En el año 2025, el cuidado adquirió una relevancia creciente en el derecho internacional de los derechos humanos, a partir de la opinión consultiva de la Corte Interamericana de Derechos Humanos OC-31 de 2025, la cual con fundamento en los distintos instrumentos internacionales reconoció el derecho al cuidado como un derecho autónomo el cual tiene 3 dimensiones: ser cuidado, cuidar y el autocuidado. Asimismo, señaló que este derecho se encuentra estrechamente vinculado a los principios de corresponsabilidad social y familiar, así como al principio de solidaridad.
Este reconocimiento supone sin duda, un avance significativo pues el cuidado deja de concebirse exclusivamente como un asunto privado o domestico para convertirse en un tema central en la agenda de derechos humanos. Sin embargo, dicho reconocimiento jurídico convive con una realidad social desigual.
En este sentido, tal como lo reconoce la Corte Interamericana de Derechos Humanos, históricamente las labores del cuidado han sido asignadas a las mujeres y a las niñas, con fundamento en los estereotipos de género. De acuerdo con la ONU, las mujeres realizan 2,5 veces más trabajo de cuidados no remunerado, lo que restringe su acceso al mercado laboral formal. Asimismo, en Colombia de acuerdo con el DANE, las mujeres dedican 32 horas semanales al cuidado frente a 14 de los hombres.

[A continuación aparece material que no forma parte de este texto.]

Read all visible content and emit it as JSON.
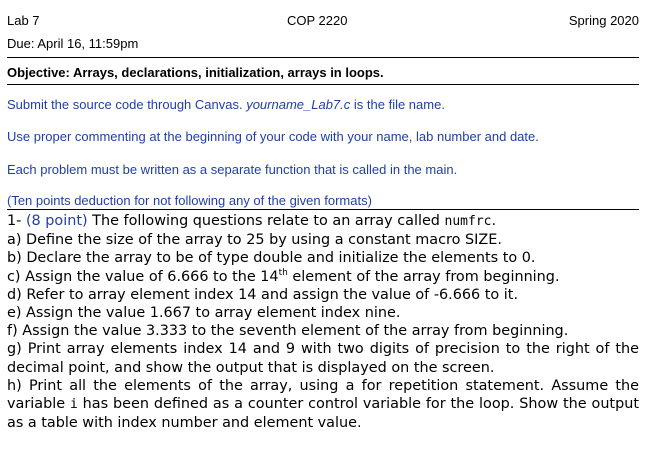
{
  "header": {
    "lab": "Lab 7",
    "course": "COP 2220",
    "term": "Spring 2020",
    "due": "Due: April 16, 11:59pm"
  },
  "objective": "Objective: Arrays, declarations, initialization, arrays in loops.",
  "instructions": {
    "submit_prefix": "Submit the source code through Canvas. ",
    "submit_filename": "yourname_Lab7.c",
    "submit_suffix": " is the file name.",
    "commenting": "Use proper commenting at the beginning of your code with your name, lab number and date.",
    "functions": "Each problem must be written as a separate function that is called in the main.",
    "deduction": "(Ten points deduction for not following any of the given formats)"
  },
  "problem": {
    "number": "1- ",
    "points": "(8 point)",
    "intro": " The following questions relate to an array called ",
    "array_name": "numfrc",
    "intro_end": ".",
    "a": "a) Define the size of the array to 25 by using a constant macro SIZE.",
    "b": "b) Declare the array to be of type double and initialize the elements to 0.",
    "c_pre": "c) Assign the value of 6.666 to the 14",
    "c_sup": "th",
    "c_post": " element of the array from beginning.",
    "d": "d) Refer to array element index 14 and assign the value of -6.666 to it.",
    "e": "e) Assign the value 1.667 to array element index nine.",
    "f": "f) Assign the value 3.333 to the seventh element of the array from beginning.",
    "g": "g) Print array elements index 14 and 9 with two digits of precision to the right of the decimal point, and show the output that is displayed on the screen.",
    "h_pre": "h) Print all the elements of the array, using a for repetition statement. Assume the variable ",
    "h_var": "i",
    "h_post": " has been defined as a counter control variable for the loop. Show the output as a table with index number and element value."
  }
}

Esta distribución desigual del cuidado tiene consecuencias concretas. La Corte Constitucional en sentencia T-085 de 2024 señaló que la carga desproporcionada del trabajo domestico y del cuidado, lleva a que las mujeres no tengan tiempo suficiente para el aprendizaje, el ocio, la participación social y política o el cuidado personal. A esto se suman las dificultades para situarse en un trabajo fuera del hogar o a las dificultades que tienen para ascender dentro de las organizaciones.
En este contexto, la corresponsabilidad sigue siendo una deuda estructural. Aunque se han presentado algunos avances, especialmente en el sector privado, estos continúan siendo insuficientes. Según la encuesta del Ranking PAR Aequales de 2025, se evidencia que mientras el 50% de las empresas implementa medidas de acompañamiento tras la maternidad, solo un tercio lo hace tras la paternidad, lo que evidencia que el cuidado sigue entendiéndose como una responsabilidad femenina.

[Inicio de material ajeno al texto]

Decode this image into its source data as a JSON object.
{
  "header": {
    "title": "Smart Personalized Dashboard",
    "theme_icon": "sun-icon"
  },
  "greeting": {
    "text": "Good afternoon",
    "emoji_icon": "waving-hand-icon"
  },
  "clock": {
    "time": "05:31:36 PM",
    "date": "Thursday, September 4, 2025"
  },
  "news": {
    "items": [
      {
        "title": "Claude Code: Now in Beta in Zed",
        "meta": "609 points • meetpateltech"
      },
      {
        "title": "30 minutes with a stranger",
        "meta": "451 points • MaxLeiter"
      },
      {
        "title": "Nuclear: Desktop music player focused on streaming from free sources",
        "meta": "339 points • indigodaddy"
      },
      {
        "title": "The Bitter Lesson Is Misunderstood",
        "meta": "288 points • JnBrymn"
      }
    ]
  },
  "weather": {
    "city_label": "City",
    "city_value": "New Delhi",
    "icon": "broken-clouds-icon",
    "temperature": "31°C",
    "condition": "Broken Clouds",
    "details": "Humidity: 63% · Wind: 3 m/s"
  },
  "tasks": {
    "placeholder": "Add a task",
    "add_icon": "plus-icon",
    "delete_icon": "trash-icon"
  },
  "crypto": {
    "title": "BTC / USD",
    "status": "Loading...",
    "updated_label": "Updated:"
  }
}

Esta tensión entre el reconocimiento jurídico y nuestra realidad revela entonces una paradoja: El cuidado se reconoce progresivamente como un derecho humano, pero en la práctica sigue operando como una carga históricamente feminizada.

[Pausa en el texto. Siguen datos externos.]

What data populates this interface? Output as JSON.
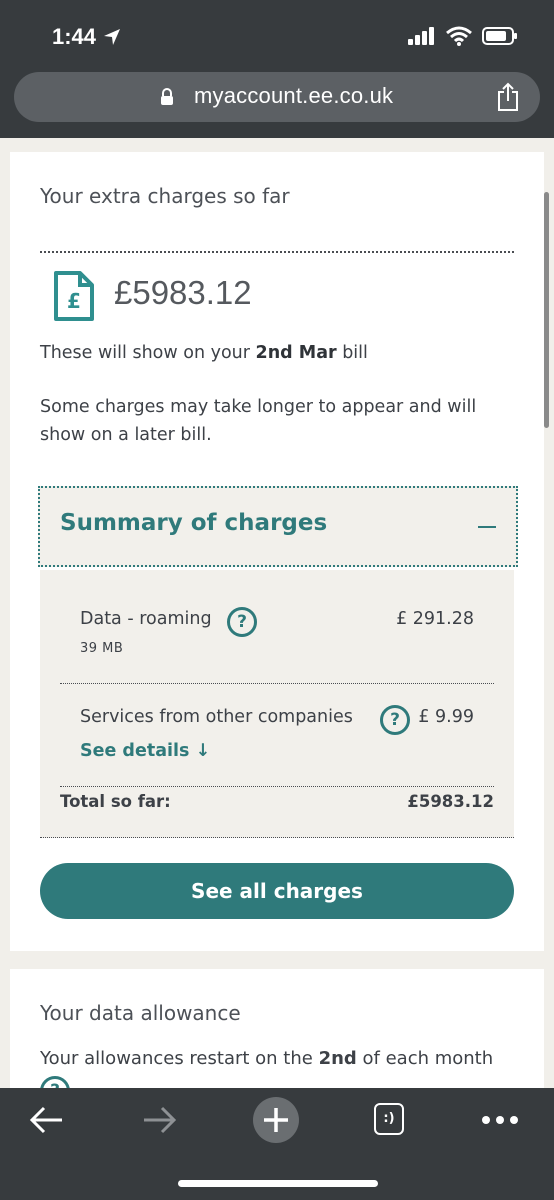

Por último, es fundamental el papel del Estado en el desarrollo de sistemas integrales de cuidado, tal como lo reconoce la Corte Interamericana de Derecho Humanos en su opinión consultiva, lo cual implica la implementación de políticas públicas que promuevan la corresponsabilidad al interior de las familias y en la sociedad.
Así, solo a través de la redistribución real del cuidado será posible cerrar la brecha entre el reconocimiento jurídico del derecho y su ejercicio efectivo en la vida cotidiana.